The most recent scientific findings show that the majority of patients with degenerative backache do not get better with surgery although the pain caused by nerve compression does usually benefit from surgery. This is the guide for clinical practice for the most advanced countries in the world. Our multidisciplinary team offers non-surgical treatment to patients who do not need surgery and surgical treatment to those who may benefit from surgery.
Approximately 80% of the adult population will feel back pain at some point in their lives. In 90% of these cases the pain can be relieved without surgery.
In cases in which surgery is recommended, a detailed pre-operational examination should be carried out. Surgery should be performed by a surgical team with experience, optimising the probability of achieving a good result.
A poor choice by the patient and surgical techniques which do not match medical evidence, would mean it is likely that the operation will not achieve the desired results. At the Arráez Institute we are very careful in selecting patients and treatment in order to avoid unnecessary surgery and intervention.
When the pain is due to nerve compression (brachialgia, sciatica), it is usually manifested in the limbs. In these cases, if conservative treatment fails and once all non-surgical alternatives have been tried, surgery usually provides the best results.
Nerve decompression produces immediate relief from discomfort. It is performed using microsurgical techniques and on occasions may require vertebral instrumentation (such as bars and screws).
The stricter the selection process is for operating on patients, the better the results.
When to Operate on a Patient with a Spinal Fracture
Many spinal fractures can be treated without surgery.

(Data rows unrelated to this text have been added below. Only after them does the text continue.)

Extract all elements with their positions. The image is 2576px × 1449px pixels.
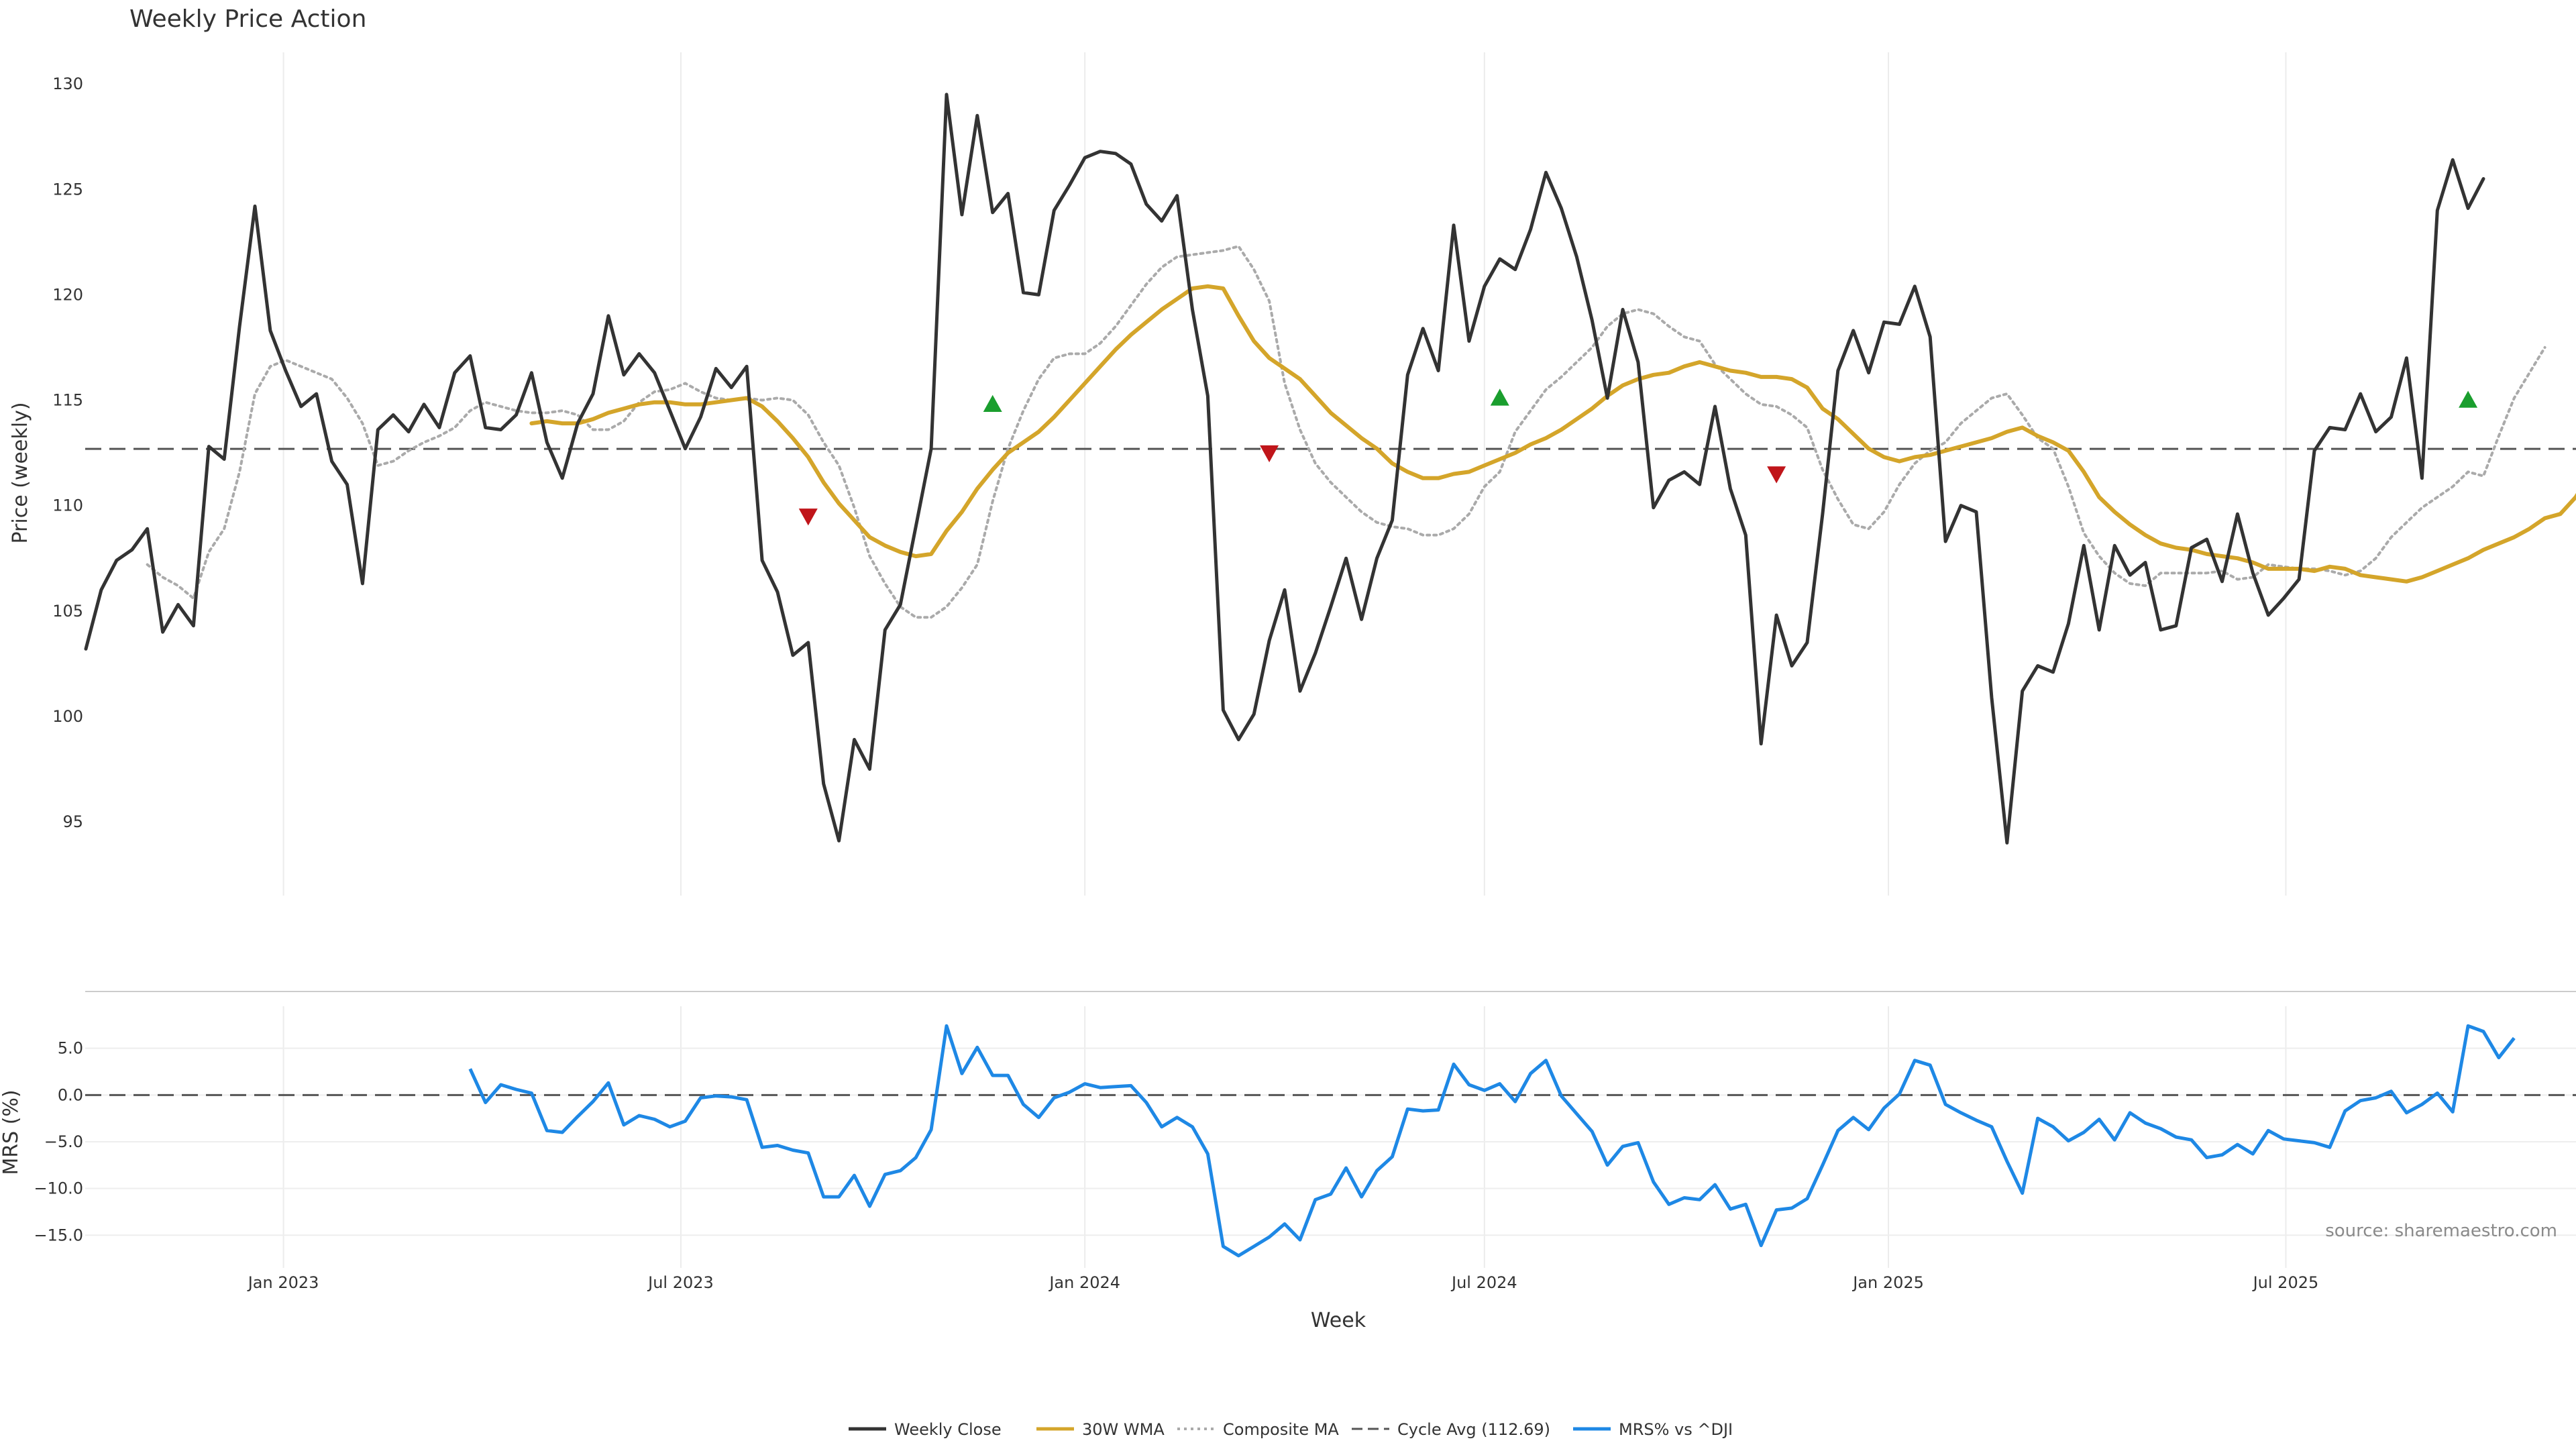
buy-signal-marker	[983, 394, 1002, 412]
price-y-axis-label: Price (weekly)	[9, 402, 32, 543]
source-note: source: sharemaestro.com	[2325, 1221, 2557, 1241]
price-y-axis: 95 100 105 110 115 120 125 130	[52, 74, 83, 831]
x-tick-label: Jan 2023	[247, 1273, 319, 1292]
mrs-series	[468, 1024, 2516, 1258]
price-y-tick-label: 130	[52, 74, 83, 93]
buy-signal-marker	[2459, 390, 2478, 408]
mrs-y-tick-label: 5.0	[58, 1039, 83, 1058]
price-y-tick-label: 95	[62, 812, 83, 831]
price-series	[84, 93, 2576, 845]
composite-ma-line	[146, 245, 2546, 619]
mrs-y-tick-label: 0.0	[58, 1085, 83, 1104]
weekly-close-line	[84, 93, 2485, 845]
sell-signal-marker	[1260, 445, 1279, 463]
chart-title: Weekly Price Action	[129, 5, 366, 33]
legend-label: Weekly Close	[894, 1420, 1002, 1439]
x-tick-label: Jul 2023	[647, 1273, 714, 1292]
sell-signal-marker	[1767, 466, 1786, 484]
legend-label: Composite MA	[1223, 1420, 1339, 1439]
legend-label: Cycle Avg (112.69)	[1397, 1420, 1550, 1439]
legend-label: MRS% vs ^DJI	[1619, 1420, 1733, 1439]
x-tick-label: Jan 2025	[1851, 1273, 1924, 1292]
mrs-y-axis: 5.0 0.0 −5.0 −10.0 −15.0	[34, 1039, 2576, 1244]
price-y-tick-label: 110	[52, 496, 83, 515]
mrs-y-tick-label: −15.0	[34, 1226, 83, 1244]
price-y-tick-label: 115	[52, 391, 83, 410]
price-y-tick-label: 120	[52, 285, 83, 304]
price-y-tick-label: 105	[52, 602, 83, 621]
signal-markers	[798, 388, 2478, 526]
price-y-tick-label: 100	[52, 707, 83, 726]
x-axis-label: Week	[1311, 1309, 1366, 1332]
x-tick-label: Jul 2025	[2252, 1273, 2319, 1292]
mrs-line	[468, 1024, 2516, 1258]
sell-signal-marker	[798, 508, 818, 526]
30w-wma-line	[529, 284, 2576, 584]
legend: Weekly Close 30W WMA Composite MA Cycle Avg…	[849, 1420, 1733, 1439]
mrs-y-tick-label: −5.0	[44, 1132, 83, 1151]
legend-label: 30W WMA	[1082, 1420, 1165, 1439]
x-tick-label: Jan 2024	[1048, 1273, 1120, 1292]
mrs-y-tick-label: −10.0	[34, 1179, 83, 1198]
x-axis: Jan 2023 Jul 2023 Jan 2024 Jul 2024 Jan 2025…	[247, 1273, 2319, 1292]
price-y-tick-label: 125	[52, 180, 83, 199]
x-tick-label: Jul 2024	[1450, 1273, 1517, 1292]
vertical-gridlines	[282, 52, 2287, 1268]
buy-signal-marker	[1490, 388, 1509, 406]
mrs-y-axis-label: MRS (%)	[0, 1089, 23, 1175]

It is recommendable to operate on fractures with medullar spinal cord compression and on those that cause considerable deformation of the spine. The aim of surgery is to decompress the medulla spinal cord or fix the fractured vertebrae in order to avoid deformation of the spinal column.
Surgery can be performed using minimally invasive techniques, injecting bone cement (PMMA) in selected patients (vertebroplasty).
When to Operate on a Patient with a Vertebral Spinal Tumor
The aim of surgery on spinal tumors is resection exerisis (extraction), the stabilization of the spinal column and the decompression of medulla.
When deciding whether to operate, it should be a multidisciplinary decision which should be taken after a detailed discussion of the case with a range of specialists (such as oncologists and radiotherapists).